現在、FC東京は沖縄でキャンプ中だ。6日にはDF中村帆高がオンライン取材に応じた。大卒ルーキーとして過ごした1年を経て、プロとしての経験をしっかり積んだ一方で、課題も見えた。新シーズンは攻撃面で昨季上の結果を出すと誓っている。

上写真=沖縄キャンプでトレーニングする中村帆高(写真提供◎FC東京)

東京を代表する選手になりたい

 2年目のジンクスは自ら打ち破る。むしろ、さらなる飛躍のシーズンにするべく、中村帆高はキャンプに臨んでいる。昨季は大卒ルーキーながら、28試合に出場(先発19試合)。1ゴールをスコアした。とりわけ評価を高めたのは、守備面。試合のたびに成長を見せ、体を張った粘り強い守備と労をいとわないハードワークで新人らしからぬ存在感を示した。

 その一方で、攻撃面では明確な数字を残せなかったのも事実だった。カタールで集中開催されたACLから帰国して臨んだ最初のリーグ戦、31節の広島戦では決勝点をスコアしたが(1-0)、サイドバックとして求められるアシストはシーズン通してゼロに終わった。

 本人もそのことを自覚している。

「数字を残したい。アシストだったり、もちろん得点も。ただポジション的に、アシストにはとことんこだわっていきたいと思っています。去年のデータとかを見てもサイドからの攻撃や得点がほぼなかった。もっとサイド攻撃を活性化させたい。それが東京のストロングポイントになって、サイド攻撃からアシストできれば、前線の3枚の選手だけに頼らず、もっと厚みのある攻撃ができると思う。それを踏まえて、アシスト数にはこだわりたいです」

 自身の課題はチームの問題でもある。そもそも両翼が存在する3トップを採用していた影響も少なからずあるが、オーバーラップやインナーラップを行なうタイミングがなかったわけではない。問題はタイミングとクロスの精度。キャンプでは「攻撃にどう絡んでいけるか。最後の局面でのクロスの練習とか、迫力を持ったオーバーラップというのは意識してやっています」と中村は話した。

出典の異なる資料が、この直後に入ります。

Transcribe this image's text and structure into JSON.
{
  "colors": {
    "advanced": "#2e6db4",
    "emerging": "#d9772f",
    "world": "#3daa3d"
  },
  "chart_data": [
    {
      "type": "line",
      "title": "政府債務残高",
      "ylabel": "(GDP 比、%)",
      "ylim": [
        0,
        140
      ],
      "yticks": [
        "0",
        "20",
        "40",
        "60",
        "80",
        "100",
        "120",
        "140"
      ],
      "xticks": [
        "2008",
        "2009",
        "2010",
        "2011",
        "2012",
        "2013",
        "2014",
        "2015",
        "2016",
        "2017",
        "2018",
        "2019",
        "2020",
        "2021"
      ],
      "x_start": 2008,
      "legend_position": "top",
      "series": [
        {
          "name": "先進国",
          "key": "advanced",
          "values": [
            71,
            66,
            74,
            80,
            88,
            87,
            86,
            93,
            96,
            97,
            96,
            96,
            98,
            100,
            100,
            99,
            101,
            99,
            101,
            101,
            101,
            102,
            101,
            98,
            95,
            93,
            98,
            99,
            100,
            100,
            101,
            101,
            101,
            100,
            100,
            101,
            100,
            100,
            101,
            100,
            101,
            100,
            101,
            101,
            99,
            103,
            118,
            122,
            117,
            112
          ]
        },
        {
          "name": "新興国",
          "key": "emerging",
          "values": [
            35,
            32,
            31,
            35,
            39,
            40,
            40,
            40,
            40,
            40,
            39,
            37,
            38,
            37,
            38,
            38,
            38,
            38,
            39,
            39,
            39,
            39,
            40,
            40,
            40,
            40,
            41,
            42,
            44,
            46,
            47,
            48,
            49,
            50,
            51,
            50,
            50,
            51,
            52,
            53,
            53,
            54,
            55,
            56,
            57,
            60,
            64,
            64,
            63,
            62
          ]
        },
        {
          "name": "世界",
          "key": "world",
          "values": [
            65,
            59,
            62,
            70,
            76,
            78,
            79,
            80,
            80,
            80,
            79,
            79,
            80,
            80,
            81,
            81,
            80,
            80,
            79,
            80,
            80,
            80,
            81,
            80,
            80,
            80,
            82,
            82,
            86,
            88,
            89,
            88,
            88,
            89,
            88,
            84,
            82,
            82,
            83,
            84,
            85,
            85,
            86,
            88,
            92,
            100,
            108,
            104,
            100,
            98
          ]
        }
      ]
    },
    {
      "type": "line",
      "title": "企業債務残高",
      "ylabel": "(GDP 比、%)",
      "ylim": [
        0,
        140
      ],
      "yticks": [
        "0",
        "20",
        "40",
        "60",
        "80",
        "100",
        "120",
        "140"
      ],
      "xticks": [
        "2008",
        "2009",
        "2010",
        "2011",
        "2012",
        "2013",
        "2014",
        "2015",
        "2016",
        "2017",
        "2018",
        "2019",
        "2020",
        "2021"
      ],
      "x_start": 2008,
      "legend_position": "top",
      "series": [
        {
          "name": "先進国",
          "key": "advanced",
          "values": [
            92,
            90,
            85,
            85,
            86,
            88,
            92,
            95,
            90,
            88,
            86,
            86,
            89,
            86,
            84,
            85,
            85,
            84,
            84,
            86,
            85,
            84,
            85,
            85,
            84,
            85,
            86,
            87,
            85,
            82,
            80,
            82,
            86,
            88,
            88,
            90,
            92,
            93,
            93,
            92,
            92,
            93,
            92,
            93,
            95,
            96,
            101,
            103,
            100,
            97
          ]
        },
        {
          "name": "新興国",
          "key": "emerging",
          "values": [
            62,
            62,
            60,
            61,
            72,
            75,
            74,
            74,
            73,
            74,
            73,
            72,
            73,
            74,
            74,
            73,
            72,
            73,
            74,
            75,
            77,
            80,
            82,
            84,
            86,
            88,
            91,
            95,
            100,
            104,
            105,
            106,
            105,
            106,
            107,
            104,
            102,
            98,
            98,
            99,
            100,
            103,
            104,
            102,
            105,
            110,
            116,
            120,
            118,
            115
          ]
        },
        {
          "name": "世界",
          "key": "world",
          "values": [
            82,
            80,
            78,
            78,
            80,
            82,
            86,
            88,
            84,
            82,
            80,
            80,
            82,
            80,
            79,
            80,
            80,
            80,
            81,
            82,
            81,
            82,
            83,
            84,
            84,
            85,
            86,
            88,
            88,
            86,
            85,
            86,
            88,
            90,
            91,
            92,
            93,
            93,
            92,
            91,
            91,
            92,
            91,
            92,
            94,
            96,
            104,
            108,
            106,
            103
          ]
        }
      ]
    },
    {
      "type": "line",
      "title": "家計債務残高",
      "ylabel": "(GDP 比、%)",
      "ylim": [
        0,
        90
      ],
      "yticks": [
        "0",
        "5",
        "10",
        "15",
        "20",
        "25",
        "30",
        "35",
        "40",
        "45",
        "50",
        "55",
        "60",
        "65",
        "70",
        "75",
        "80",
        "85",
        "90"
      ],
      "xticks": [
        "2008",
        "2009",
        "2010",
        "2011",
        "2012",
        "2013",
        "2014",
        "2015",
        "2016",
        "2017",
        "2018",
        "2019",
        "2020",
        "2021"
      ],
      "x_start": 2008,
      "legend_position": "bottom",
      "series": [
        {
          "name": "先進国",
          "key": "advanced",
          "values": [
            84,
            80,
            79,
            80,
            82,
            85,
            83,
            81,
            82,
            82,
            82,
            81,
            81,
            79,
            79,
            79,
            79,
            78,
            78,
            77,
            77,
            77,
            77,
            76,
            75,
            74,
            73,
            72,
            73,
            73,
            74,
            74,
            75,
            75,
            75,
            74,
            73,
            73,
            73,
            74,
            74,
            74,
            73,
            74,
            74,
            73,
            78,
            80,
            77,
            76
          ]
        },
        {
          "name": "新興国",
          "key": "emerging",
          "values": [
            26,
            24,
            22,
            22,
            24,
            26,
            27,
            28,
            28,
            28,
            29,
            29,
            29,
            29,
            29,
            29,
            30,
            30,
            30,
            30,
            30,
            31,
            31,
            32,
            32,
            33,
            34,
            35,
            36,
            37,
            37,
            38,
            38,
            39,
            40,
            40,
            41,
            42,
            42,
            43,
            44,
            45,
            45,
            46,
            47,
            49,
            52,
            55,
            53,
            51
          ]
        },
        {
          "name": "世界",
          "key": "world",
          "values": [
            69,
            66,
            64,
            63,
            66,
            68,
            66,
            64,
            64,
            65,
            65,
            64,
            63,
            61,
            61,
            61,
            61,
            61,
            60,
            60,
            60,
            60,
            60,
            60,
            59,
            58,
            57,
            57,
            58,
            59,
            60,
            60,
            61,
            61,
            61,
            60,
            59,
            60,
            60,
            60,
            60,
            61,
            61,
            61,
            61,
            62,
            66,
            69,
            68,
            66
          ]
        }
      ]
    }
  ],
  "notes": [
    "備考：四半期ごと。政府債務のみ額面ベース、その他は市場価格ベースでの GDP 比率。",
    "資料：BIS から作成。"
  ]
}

「若い選手が、チームを底上げしていかないと。経験の少ない選手が、どんどん思い切ってやってチームの力になれれば、それが一番、底上げになる。チームももっといい方向にいく。自分がポジションをつかみ取ることもそうですし、ずっと言っていることですが、チームを勝たせられる選手、東京を代表するような選手になりたい。気を引き締めてやっていきます」

 長谷川健太監督も指摘しているところだが、昨季は室屋成が夏に移籍して以降、サイドバックによる攻撃参加の回数が減ってしまった。それは数字にも表れている。中村がサイド攻撃の担い手になれれば、当然、FC東京の攻撃の幅は広がり、厚みも増す。

 中村自身が繰り返し口にする「チームを勝たせる選手になる」ためにも、アシストは分かりやすい「結果」だろう。2021年は積極果敢に、そして効果的にピッチを駆け上がる、背番号37の姿が見られそうだ。